Regarde ! Regarde !
Ce titre.
C'est un verbe, une action, un engagement.
C'est un cadeau.
Et quel cadeau !
La vie.
Ouvrir son regard, tout entier sur l'extérieur, accueillir, recueillir en son coeur la beauté du monde qui l'attend, qui l'espère, ... Oui mais, le livre ?
Belinda Cannone défini son texte comme un essai. J'en lis très peu, je ne recherche pas tant la connaissance. Si je peux me permettre il se serait appelé en un temps plus ancien Petit traité de l'émerveillement, plus en adéquation avec la générosité qui s'en dégage. le texte est en effet facilement abordable, plaisant, agrémenté d'anecdotes le rendant plus accessible si besoin en était et d'une intention toute bienveillante pour le lecteur, tout en creusant profond. Suffisamment rare dans le genre essai pour le signaler.
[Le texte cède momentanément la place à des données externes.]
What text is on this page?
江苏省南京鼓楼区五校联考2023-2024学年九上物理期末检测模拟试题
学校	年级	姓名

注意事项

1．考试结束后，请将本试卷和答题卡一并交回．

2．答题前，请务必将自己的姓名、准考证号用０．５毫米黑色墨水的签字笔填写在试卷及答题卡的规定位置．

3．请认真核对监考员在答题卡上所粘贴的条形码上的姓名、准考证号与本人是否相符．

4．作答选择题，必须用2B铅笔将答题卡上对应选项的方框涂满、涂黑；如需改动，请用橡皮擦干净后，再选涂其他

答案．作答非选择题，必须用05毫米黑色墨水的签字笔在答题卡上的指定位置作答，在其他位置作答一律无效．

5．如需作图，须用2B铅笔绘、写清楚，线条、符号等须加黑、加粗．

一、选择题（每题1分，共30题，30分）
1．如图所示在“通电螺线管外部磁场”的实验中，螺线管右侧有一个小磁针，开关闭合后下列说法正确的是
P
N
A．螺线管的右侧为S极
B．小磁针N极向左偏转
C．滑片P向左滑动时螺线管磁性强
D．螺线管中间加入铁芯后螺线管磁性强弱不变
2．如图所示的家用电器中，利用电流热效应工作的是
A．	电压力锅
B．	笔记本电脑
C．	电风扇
L'émerveillement est souvent un "arrêt sur image". Aussi vais-je concentrer ma chronique sur la photo le mont-Saint-Michel, porte d'entrée à marée haute, vers 1895, d'Henri Magron qui m'avait juste parue un peu triste au premier coup d'oeil : bof il a plu, ou il bruine. Alors j'ai lu ce regard vigilant de la poétesse qui s'exprime ainsi p.47 "C'est une fenêtre sur la mer. Granit noir et reflets humides, courbes et lignes droites. Puissance du minéral atemporel et monumental autour du petit homme frêle. La muraille encadre le pêcheur et ce non-moi extrême : la mer. de nature très différente, ils sont pourtant parfaitement ajustés. Bien sûr qu'il s'agit d'un pêcheur : voyez son panier. Et surtout, comme dans un hiéroglyphe, la barque qui flotte au-dessus de sa casquette indique sa fonction."
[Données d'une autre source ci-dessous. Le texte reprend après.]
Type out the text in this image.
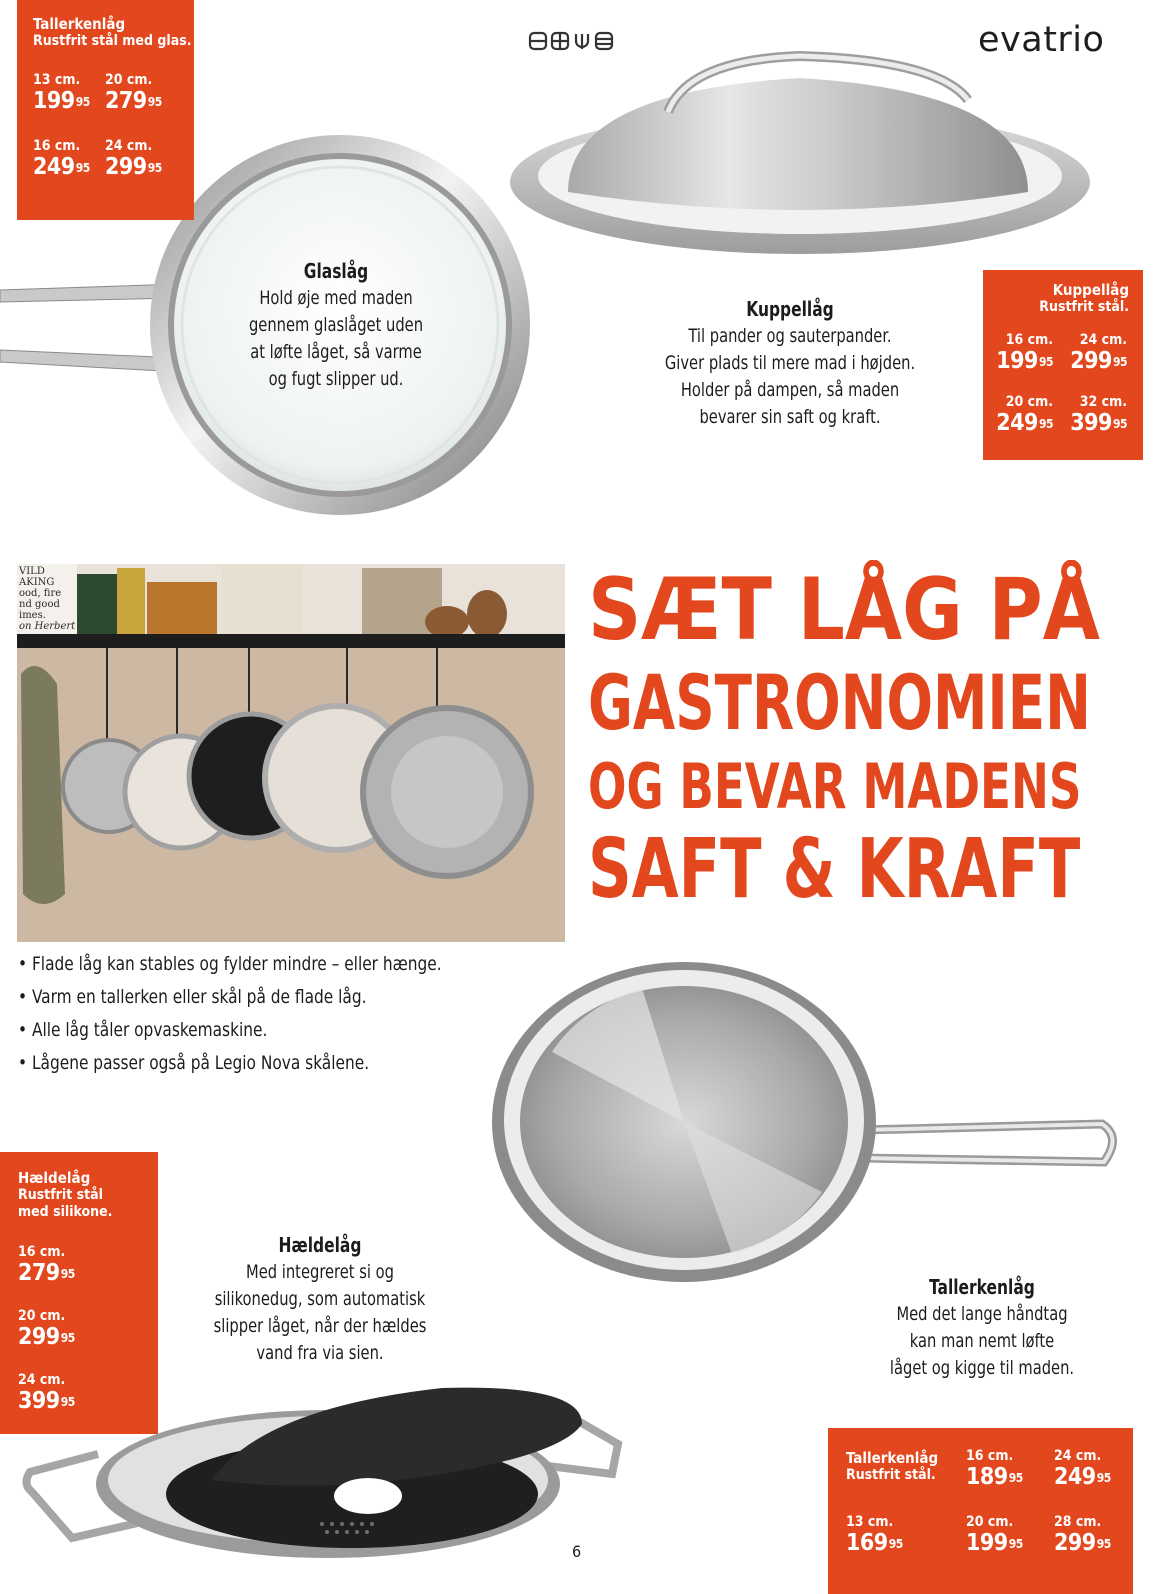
evatrio
Tallerkenlåg
Rustfrit stål med glas.
13 cm.
$199^{95}$
20 cm.
$279^{95}$
16 cm.
$249^{95}$
24 cm.
$299^{95}$
Glaslåg
Hold øje med maden
gennem glaslåget uden
at løfte låget, så varme
og fugt slipper ud.
Kuppellåg
Til pander og sauterpander.
Giver plads til mere mad i højden.
Holder på dampen, så maden
bevarer sin saft og kraft.
Kuppellåg
Rustfrit stål.
16 cm.
$199^{95}$
24 cm.
$299^{95}$
20 cm.
$249^{95}$
32 cm.
$399^{95}$
VILD
AKING
ood, fire
nd good
imes.
on Herbert	SÆT LÅG PÅ
GASTRONOMIEN
OG BEVAR MADENS
SAFT & KRAFT
• Flade låg kan stables og fylder mindre – eller hænge.
• Varm en tallerken eller skål på de flade låg.
• Alle låg tåler opvaskemaskine.
• Lågene passer også på Legio Nova skålene.
Tallerkenlåg
Med det lange håndtag
kan man nemt løfte
låget og kigge til maden.
Hældelåg
Rustfrit stål
med silikone.
16 cm.
$279^{95}$
20 cm.
$299^{95}$
24 cm.
$399^{95}$
Hældelåg
Med integreret si og
silikonedug, som automatisk
slipper låget, når der hældes
vand fra via sien.
Tallerkenlåg
Rustfrit stål.
16 cm.
$189^{95}$
24 cm.
$249^{95}$
13 cm.
$169^{95}$
20 cm.
$199^{95}$
28 cm.
$299^{95}$
6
Hiéroglyphe : à ce signe mon regard s'est aiguisé, alors j'ai vu. La barque, le panier, la pluie bel et bien disparue, la lumière plus vive. Soudain j'ai vu la côte au loin, la poutre au-dessus du seuil, de la barque et de la côte, ensemble d'horizontales ; et puis les verticales : piliers de la porte, et dans le coin des mats, soudain le petit homme n'est plus écrasé par son fardeau mais vient rejoindre les verticales, capable d'élévation. Oui de quoi
s'émerveiller, et plus encore devant le regard vigilant du photographe qui a su capter ce moment éphémère où ce petit homme habite le monde.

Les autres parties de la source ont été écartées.